Step 5: Performance Tuning
CPU Optimization
environment:
- THREADS=8 # Match your CPU core count
- CONTEXT_SIZE=2048 # Lower = faster, less memory
GPU Optimization
For NVIDIA GPUs, ensure you’re using the CUDA image and set:
environment:
- GPU_LAYERS=99 # Offload all layers to GPU
Quantization
Use smaller quantized models for better performance:
- Q4_K_M — Best balance of quality and speed (recommended)
- Q5_K_M — Slightly better quality, slower
- Q8_0 — Near-original quality, much more RAM
- Q2_K — Fastest, lowest quality
Memory Usage Guide
| Model Size | Q4_K_M RAM | Q8_0 RAM |
|---|---|---|
| 3B | ~2GB | ~3.5GB |
| 7B | ~4.5GB | ~8GB |
| 13B | ~8GB | ~14GB |
| 30B | ~18GB | ~32GB |
Troubleshooting
Model loading fails
docker logs localai
Common fixes:
- Check disk space:
df -h - Verify model file isn’t corrupted: check file size matches source
- Ensure enough RAM for the model
Slow responses on CPU
- Use Q4_K_M quantization (not Q8 or full precision)

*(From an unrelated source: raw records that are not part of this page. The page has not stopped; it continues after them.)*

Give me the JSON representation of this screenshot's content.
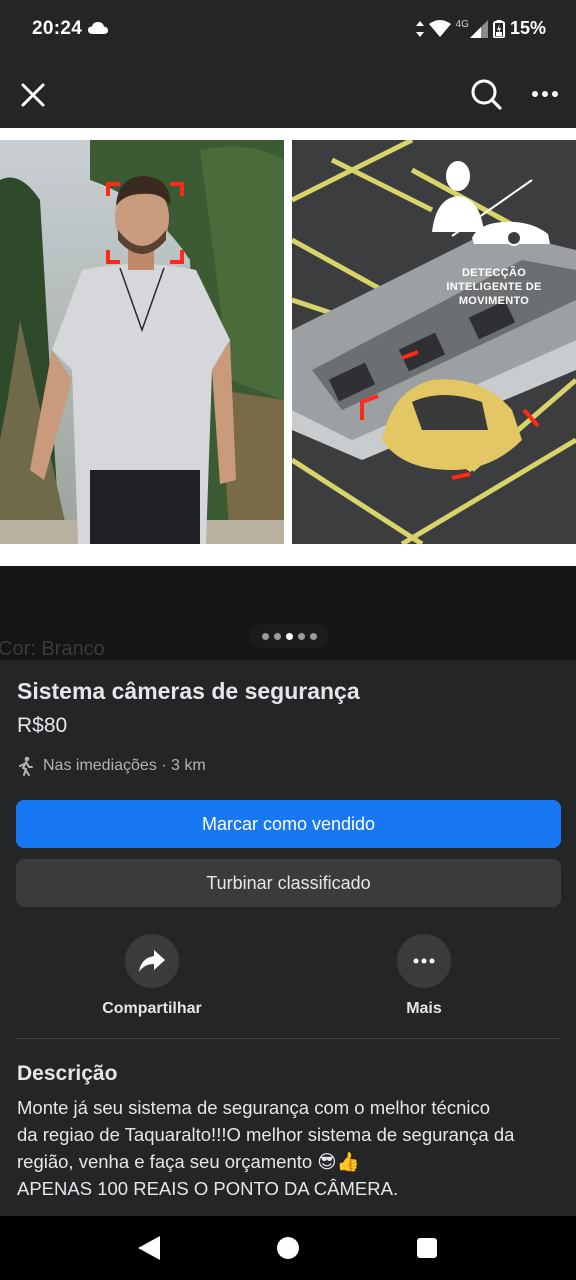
{
  "status_bar": {
    "time": "20:24",
    "network": "4G",
    "battery": "15%",
    "icons": [
      "cloud-icon",
      "data-arrows-icon",
      "wifi-icon",
      "signal-icon",
      "battery-icon"
    ]
  },
  "top_bar": {
    "icons": [
      "close-icon",
      "search-icon",
      "more-options-icon"
    ]
  },
  "gallery": {
    "caption_line1": "DETECÇÃO",
    "caption_line2": "INTELIGENTE DE",
    "caption_line3": "MOVIMENTO",
    "ghost_text": "Cor: Branco",
    "page_count": 5,
    "active_page": 3
  },
  "listing": {
    "title": "Sistema câmeras de segurança",
    "price": "R$80",
    "location": "Nas imediações · 3 km"
  },
  "buttons": {
    "mark_sold": "Marcar como vendido",
    "boost": "Turbinar classificado"
  },
  "actions": {
    "share": "Compartilhar",
    "more": "Mais"
  },
  "description": {
    "heading": "Descrição",
    "line1": "Monte já seu sistema de segurança com o melhor técnico",
    "line2": "da regiao de Taquaralto!!!O melhor sistema de segurança da",
    "line3": "região, venha e faça seu orçamento 😎👍",
    "line4": "APENAS 100 REAIS O PONTO DA CÂMERA."
  },
  "colors": {
    "background": "#242526",
    "primary_button": "#1877f2",
    "secondary_button": "#3a3b3c",
    "text_primary": "#e4e6eb",
    "text_secondary": "#b0b3b8",
    "detection_box": "#ff2a1a"
  }
}
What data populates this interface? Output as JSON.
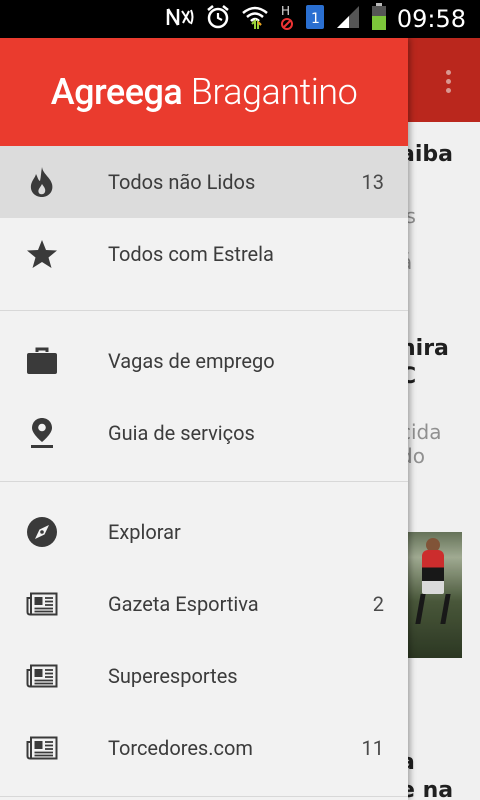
{
  "status_bar": {
    "time": "09:58",
    "icons": [
      "nfc-icon",
      "alarm-icon",
      "wifi-icon",
      "h-signal-icon",
      "sim-1-icon",
      "cell-signal-icon",
      "battery-icon"
    ],
    "sim_label": "1",
    "network_label": "H"
  },
  "background": {
    "toolbar_color": "#c62a1f",
    "snippets": [
      "aiba",
      "is",
      "á",
      "nira",
      "C",
      "cida",
      "do",
      "a",
      "e na"
    ]
  },
  "drawer": {
    "header": {
      "title_bold": "Agreega",
      "title_light": "Bragantino",
      "color": "#ea3b2e"
    },
    "sections": [
      {
        "items": [
          {
            "label": "Todos não Lidos",
            "count": "13",
            "icon": "fire-icon",
            "active": true
          },
          {
            "label": "Todos com Estrela",
            "count": "",
            "icon": "star-icon",
            "active": false
          }
        ]
      },
      {
        "items": [
          {
            "label": "Vagas de emprego",
            "count": "",
            "icon": "briefcase-icon",
            "active": false
          },
          {
            "label": "Guia de serviços",
            "count": "",
            "icon": "location-pin-icon",
            "active": false
          }
        ]
      },
      {
        "items": [
          {
            "label": "Explorar",
            "count": "",
            "icon": "compass-icon",
            "active": false
          },
          {
            "label": "Gazeta Esportiva",
            "count": "2",
            "icon": "newspaper-icon",
            "active": false
          },
          {
            "label": "Superesportes",
            "count": "",
            "icon": "newspaper-icon",
            "active": false
          },
          {
            "label": "Torcedores.com",
            "count": "11",
            "icon": "newspaper-icon",
            "active": false
          }
        ]
      }
    ]
  }
}
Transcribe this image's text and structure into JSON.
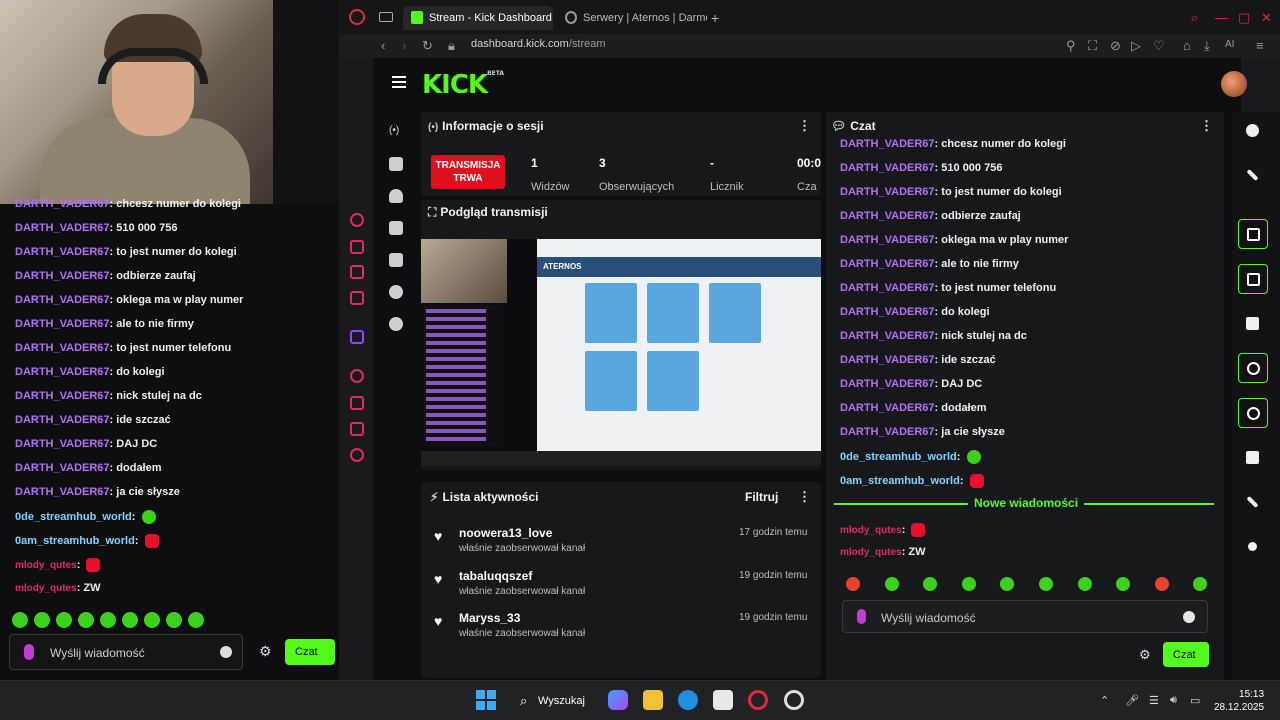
{
  "browser": {
    "tabs": [
      {
        "label": "Stream - Kick Dashboard",
        "active": true
      },
      {
        "label": "Serwery | Aternos | Darmo",
        "active": false
      }
    ],
    "url_host": "dashboard.kick.com",
    "url_path": "/stream"
  },
  "kick": {
    "logo": "KICK",
    "logo_badge": "BETA",
    "session": {
      "title": "Informacje o sesji",
      "live_badge_line1": "TRANSMISJA",
      "live_badge_line2": "TRWA",
      "stats": [
        {
          "value": "1",
          "label": "Widzów"
        },
        {
          "value": "3",
          "label": "Obserwujących"
        },
        {
          "value": "-",
          "label": "Licznik"
        },
        {
          "value": "00:0",
          "label": "Cza"
        }
      ]
    },
    "preview": {
      "title": "Podgląd transmisji",
      "inner_brand": "ATERNOS"
    },
    "activity": {
      "title": "Lista aktywności",
      "filter_label": "Filtruj",
      "items": [
        {
          "name": "noowera13_love",
          "sub": "właśnie zaobserwował kanał",
          "time": "17 godzin temu"
        },
        {
          "name": "tabaluqqszef",
          "sub": "właśnie zaobserwował kanał",
          "time": "19 godzin temu"
        },
        {
          "name": "Maryss_33",
          "sub": "właśnie zaobserwował kanał",
          "time": "19 godzin temu"
        }
      ]
    },
    "chat": {
      "title": "Czat",
      "messages": [
        {
          "user": "DARTH_VADER67",
          "text": "chcesz numer do kolegi"
        },
        {
          "user": "DARTH_VADER67",
          "text": "510 000 756"
        },
        {
          "user": "DARTH_VADER67",
          "text": "to jest numer do kolegi"
        },
        {
          "user": "DARTH_VADER67",
          "text": "odbierze zaufaj"
        },
        {
          "user": "DARTH_VADER67",
          "text": "oklega ma w play numer"
        },
        {
          "user": "DARTH_VADER67",
          "text": "ale to nie firmy"
        },
        {
          "user": "DARTH_VADER67",
          "text": "to jest numer telefonu"
        },
        {
          "user": "DARTH_VADER67",
          "text": "do kolegi"
        },
        {
          "user": "DARTH_VADER67",
          "text": "nick stulej na dc"
        },
        {
          "user": "DARTH_VADER67",
          "text": "ide szczać"
        },
        {
          "user": "DARTH_VADER67",
          "text": "DAJ DC"
        },
        {
          "user": "DARTH_VADER67",
          "text": "dodałem"
        },
        {
          "user": "DARTH_VADER67",
          "text": "ja cie słysze"
        },
        {
          "user": "0de_streamhub_world",
          "text": ""
        },
        {
          "user": "0am_streamhub_world",
          "text": ""
        }
      ],
      "new_messages_label": "Nowe wiadomości",
      "new_messages": [
        {
          "user": "mlody_qutes",
          "text": ""
        },
        {
          "user": "mlody_qutes",
          "text": "ZW"
        }
      ],
      "input_placeholder": "Wyślij wiadomość",
      "send_label": "Czat"
    }
  },
  "obs_chat": {
    "messages": [
      {
        "user": "DARTH_VADER67",
        "text": "chcesz numer do kolegi"
      },
      {
        "user": "DARTH_VADER67",
        "text": "510 000 756"
      },
      {
        "user": "DARTH_VADER67",
        "text": "to jest numer do kolegi"
      },
      {
        "user": "DARTH_VADER67",
        "text": "odbierze zaufaj"
      },
      {
        "user": "DARTH_VADER67",
        "text": "oklega ma w play numer"
      },
      {
        "user": "DARTH_VADER67",
        "text": "ale to nie firmy"
      },
      {
        "user": "DARTH_VADER67",
        "text": "to jest numer telefonu"
      },
      {
        "user": "DARTH_VADER67",
        "text": "do kolegi"
      },
      {
        "user": "DARTH_VADER67",
        "text": "nick stulej na dc"
      },
      {
        "user": "DARTH_VADER67",
        "text": "ide szczać"
      },
      {
        "user": "DARTH_VADER67",
        "text": "DAJ DC"
      },
      {
        "user": "DARTH_VADER67",
        "text": "dodałem"
      },
      {
        "user": "DARTH_VADER67",
        "text": "ja cie słysze"
      },
      {
        "user": "0de_streamhub_world",
        "text": ""
      },
      {
        "user": "0am_streamhub_world",
        "text": ""
      },
      {
        "user": "mlody_qutes",
        "text": ""
      },
      {
        "user": "mlody_qutes",
        "text": "ZW"
      }
    ],
    "input_placeholder": "Wyślij wiadomość",
    "send_label": "Czat"
  },
  "taskbar": {
    "search_label": "Wyszukaj",
    "time": "15:13",
    "date": "28.12.2025"
  },
  "colors": {
    "kick_green": "#53fc18",
    "live_red": "#e0101e",
    "username_purple": "#b46ff2"
  }
}
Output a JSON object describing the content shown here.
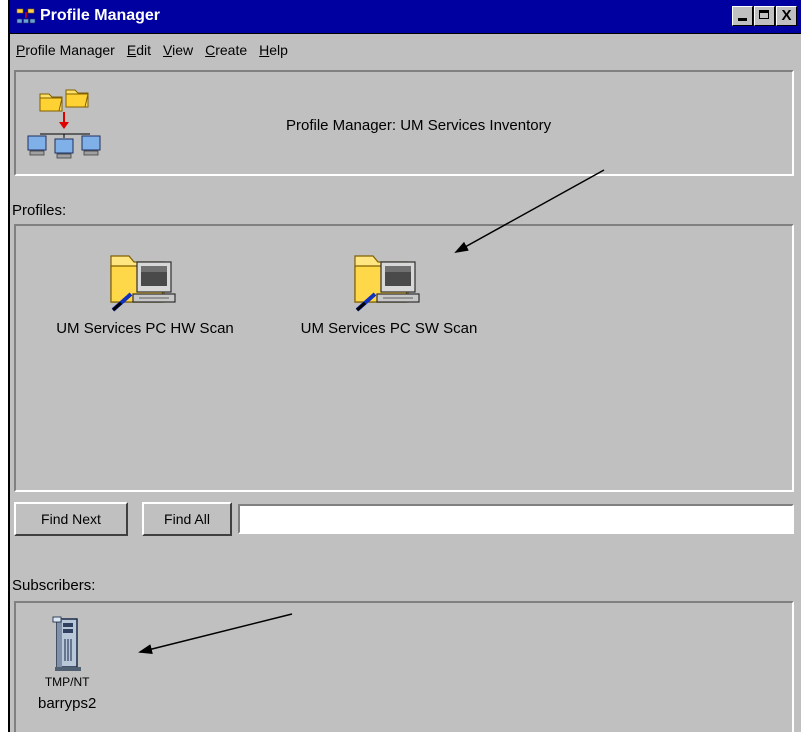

- Reduce context size to 1024-2048
- Use smaller models (7B instead of 13B)
- Set
THREADSto your physical core count (not hyperthreads)
GPU not detected
# Check NVIDIA drivers
nvidia-smi
# Verify Docker GPU access
docker run --rm --gpus all nvidia/cuda:12.0-base nvidia-smi
If that fails, install the NVIDIA Container Toolkit.
Out of memory (OOM)
- Switch to a smaller quantization (Q4_K_M → Q3_K_M → Q2_K)
- Use a smaller model
- Reduce
CONTEXT_SIZE - Add swap space as emergency overflow
What to Run on LocalAI
Some practical uses for your self-hosted AI API:
- Personal assistant — Connect to Open WebUI for a ChatGPT-like interface
- Document search — Use embeddings + a vector DB for RAG
- Code completion — Point Continue.dev at your LocalAI instance
- Home automation — Voice commands via Whisper + Home Assistant
- Content generation — Blog drafts, summaries, translations
- Image generation — Stable Diffusion for thumbnails and graphics
Related Guides
- Running Ollama: Local LLMs — Simpler alternative for chat-only use
- Open WebUI: ChatGPT Interface — Web UI for your local models
- Self-Hosted n8n — Automate workflows with your local AI
LocalAI puts the full OpenAI API stack on your own hardware. No API keys, no per-token costs, no data leaving your network. Once it’s running, every tool in the OpenAI ecosystem becomes a local tool.